水在土壤中的运动及其分布均匀性对喷灌系统的设计至关重要。它们都是影响养分迁移和作物生产力的关键因素。本文提出了一种新的数值模拟方法，利用COMSOL软件对非均匀入渗边界条件下喷灌过程中土壤水分运动进行数值模拟。并进行了两次土槽试验，验证了模拟模型的可靠性。最后，应用该模型评价了喷灌均匀性、土壤质地和土壤初始含水量对土壤湿润模式和土壤含水量均匀性的影响。结果表明，COMSOL-2D对垂直湿润锋的预报与实验数据吻合较好。土壤质地和土壤初始含水量影响喷灌系统土壤湿润模式以及地表径流和深层渗流风险。当施水量为11.35 mm h−1，灌溉时间为10 h时，粉质粘土壤土容易发生地表径流，而壤土砂则容易发生深层渗流。另外，当土壤初始含水量较高时，最好避免灌溉或缩短灌溉时间，防止渗水。土壤中的水分分布比喷灌系统更均匀。土壤含水量分布均匀系数(CU)由87.75%增加到95.56%，喷灌均匀系数(CU)由40.74%增加到82.41%。土壤初始含水量越高，土壤cu值越高，但渗流风险也越大。试验和仿真结果表明，利用COMSOL-2D模型可以准确模拟喷灌过程中土壤水分的运动，确定低压喷灌装置的适宜运行方式。

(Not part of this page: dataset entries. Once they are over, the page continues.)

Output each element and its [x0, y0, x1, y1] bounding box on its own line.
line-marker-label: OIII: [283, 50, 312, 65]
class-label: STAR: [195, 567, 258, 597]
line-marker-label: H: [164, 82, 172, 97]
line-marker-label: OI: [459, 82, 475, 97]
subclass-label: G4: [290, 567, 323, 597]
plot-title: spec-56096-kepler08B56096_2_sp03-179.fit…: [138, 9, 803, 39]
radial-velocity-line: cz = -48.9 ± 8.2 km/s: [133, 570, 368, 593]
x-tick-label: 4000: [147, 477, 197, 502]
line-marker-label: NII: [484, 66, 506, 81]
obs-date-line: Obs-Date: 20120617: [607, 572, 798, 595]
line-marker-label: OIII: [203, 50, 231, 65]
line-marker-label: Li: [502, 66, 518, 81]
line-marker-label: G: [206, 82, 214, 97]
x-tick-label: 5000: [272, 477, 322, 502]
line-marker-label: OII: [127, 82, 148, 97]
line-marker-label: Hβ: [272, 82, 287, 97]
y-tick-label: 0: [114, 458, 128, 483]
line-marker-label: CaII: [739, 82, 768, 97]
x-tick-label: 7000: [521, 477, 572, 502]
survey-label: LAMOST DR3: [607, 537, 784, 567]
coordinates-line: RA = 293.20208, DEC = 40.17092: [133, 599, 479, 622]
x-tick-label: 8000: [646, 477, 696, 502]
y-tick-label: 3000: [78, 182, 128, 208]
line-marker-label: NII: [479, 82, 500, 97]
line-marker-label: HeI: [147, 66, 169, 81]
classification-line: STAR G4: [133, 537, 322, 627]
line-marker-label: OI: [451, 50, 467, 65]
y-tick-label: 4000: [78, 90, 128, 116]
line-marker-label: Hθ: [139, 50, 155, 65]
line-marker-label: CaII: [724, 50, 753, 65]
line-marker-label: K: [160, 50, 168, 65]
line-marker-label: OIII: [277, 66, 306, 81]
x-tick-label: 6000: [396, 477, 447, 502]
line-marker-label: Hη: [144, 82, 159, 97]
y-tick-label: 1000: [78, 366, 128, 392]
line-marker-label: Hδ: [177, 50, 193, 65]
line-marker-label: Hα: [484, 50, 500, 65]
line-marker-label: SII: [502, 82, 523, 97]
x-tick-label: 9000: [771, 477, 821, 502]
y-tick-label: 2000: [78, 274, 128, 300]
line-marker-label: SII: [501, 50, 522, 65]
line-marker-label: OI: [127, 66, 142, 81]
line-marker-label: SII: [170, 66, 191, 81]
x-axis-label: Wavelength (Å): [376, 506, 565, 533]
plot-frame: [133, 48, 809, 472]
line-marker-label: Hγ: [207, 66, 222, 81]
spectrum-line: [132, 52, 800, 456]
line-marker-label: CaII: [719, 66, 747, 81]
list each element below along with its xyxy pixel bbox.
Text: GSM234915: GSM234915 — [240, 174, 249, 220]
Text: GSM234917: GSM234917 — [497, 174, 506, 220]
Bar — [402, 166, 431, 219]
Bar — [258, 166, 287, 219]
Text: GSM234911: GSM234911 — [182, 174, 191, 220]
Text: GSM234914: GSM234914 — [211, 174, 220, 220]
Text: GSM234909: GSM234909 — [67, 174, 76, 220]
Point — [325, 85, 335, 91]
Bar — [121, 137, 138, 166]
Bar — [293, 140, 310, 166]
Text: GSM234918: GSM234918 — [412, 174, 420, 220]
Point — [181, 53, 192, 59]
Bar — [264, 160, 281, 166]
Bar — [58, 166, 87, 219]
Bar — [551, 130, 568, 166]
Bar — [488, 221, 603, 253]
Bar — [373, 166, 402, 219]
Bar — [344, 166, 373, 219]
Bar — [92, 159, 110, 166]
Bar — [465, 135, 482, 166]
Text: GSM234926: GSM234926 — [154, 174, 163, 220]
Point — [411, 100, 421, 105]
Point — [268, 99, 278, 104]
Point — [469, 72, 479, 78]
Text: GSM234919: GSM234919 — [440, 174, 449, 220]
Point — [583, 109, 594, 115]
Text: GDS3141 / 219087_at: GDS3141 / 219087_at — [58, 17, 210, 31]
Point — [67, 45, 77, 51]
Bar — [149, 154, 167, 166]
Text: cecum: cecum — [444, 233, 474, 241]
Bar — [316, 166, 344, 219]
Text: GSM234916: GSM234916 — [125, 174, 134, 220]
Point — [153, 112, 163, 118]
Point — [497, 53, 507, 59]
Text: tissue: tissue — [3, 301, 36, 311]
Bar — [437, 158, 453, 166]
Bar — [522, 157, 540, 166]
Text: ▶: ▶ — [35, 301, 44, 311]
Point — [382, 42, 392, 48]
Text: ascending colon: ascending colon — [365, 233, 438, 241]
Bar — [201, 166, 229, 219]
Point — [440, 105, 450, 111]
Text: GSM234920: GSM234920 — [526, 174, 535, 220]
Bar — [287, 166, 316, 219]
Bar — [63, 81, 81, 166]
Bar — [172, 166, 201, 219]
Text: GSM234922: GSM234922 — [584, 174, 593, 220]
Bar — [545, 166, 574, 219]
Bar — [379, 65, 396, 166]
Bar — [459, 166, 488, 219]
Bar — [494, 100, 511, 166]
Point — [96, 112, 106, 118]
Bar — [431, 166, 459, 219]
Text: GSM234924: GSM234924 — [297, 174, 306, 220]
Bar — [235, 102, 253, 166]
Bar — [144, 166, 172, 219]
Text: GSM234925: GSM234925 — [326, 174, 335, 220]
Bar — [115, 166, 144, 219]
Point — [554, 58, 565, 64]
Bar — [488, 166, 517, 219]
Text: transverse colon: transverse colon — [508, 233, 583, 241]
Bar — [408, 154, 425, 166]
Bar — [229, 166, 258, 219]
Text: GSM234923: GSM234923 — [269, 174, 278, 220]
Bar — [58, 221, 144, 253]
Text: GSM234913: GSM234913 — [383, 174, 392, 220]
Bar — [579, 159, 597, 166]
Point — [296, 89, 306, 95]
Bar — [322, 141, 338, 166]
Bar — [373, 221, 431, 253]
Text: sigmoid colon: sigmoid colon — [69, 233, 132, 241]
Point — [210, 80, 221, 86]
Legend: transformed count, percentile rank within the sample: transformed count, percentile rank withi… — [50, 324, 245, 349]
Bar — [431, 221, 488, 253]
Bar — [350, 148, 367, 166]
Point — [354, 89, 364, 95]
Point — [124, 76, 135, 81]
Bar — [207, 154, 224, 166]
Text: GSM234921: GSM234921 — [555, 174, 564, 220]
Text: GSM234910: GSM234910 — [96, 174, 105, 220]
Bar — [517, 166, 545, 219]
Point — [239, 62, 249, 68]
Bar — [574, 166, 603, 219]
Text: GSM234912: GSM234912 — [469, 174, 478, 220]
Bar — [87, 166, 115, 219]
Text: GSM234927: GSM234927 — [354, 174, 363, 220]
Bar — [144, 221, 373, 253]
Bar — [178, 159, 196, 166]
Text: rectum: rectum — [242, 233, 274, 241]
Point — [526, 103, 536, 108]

本文章由计算机程序翻译，如有差异，请以英文原文为准。

求助全文

约1分钟内获得全文求助全文

来源期刊

Journal of Hydrology 地学-地球科学综合

CiteScore

11.00

自引率

12.50%

发文量

1309

审稿时长

7.5 months

期刊介绍： The Journal of Hydrology publishes original research papers and comprehensive reviews in all the subfields of the hydrological sciences including water based management and policy issues that impact on economics and society. These comprise, but are not limited to the physical, chemical, biogeochemical, stochastic and systems aspects of surface and groundwater hydrology, hydrometeorology and hydrogeology. Relevant topics incorporating the insights and methodologies of disciplines such as climatology, water resource systems, hydraulics, agrohydrology, geomorphology, soil science, instrumentation and remote sensing, civil and environmental engineering are included. Social science perspectives on hydrological problems such as resource and ecological economics, environmental sociology, psychology and behavioural science, management and policy analysis are also invited. Multi-and interdisciplinary analyses of hydrological problems are within scope. The science published in the Journal of Hydrology is relevant to catchment scales rather than exclusively to a local scale or site.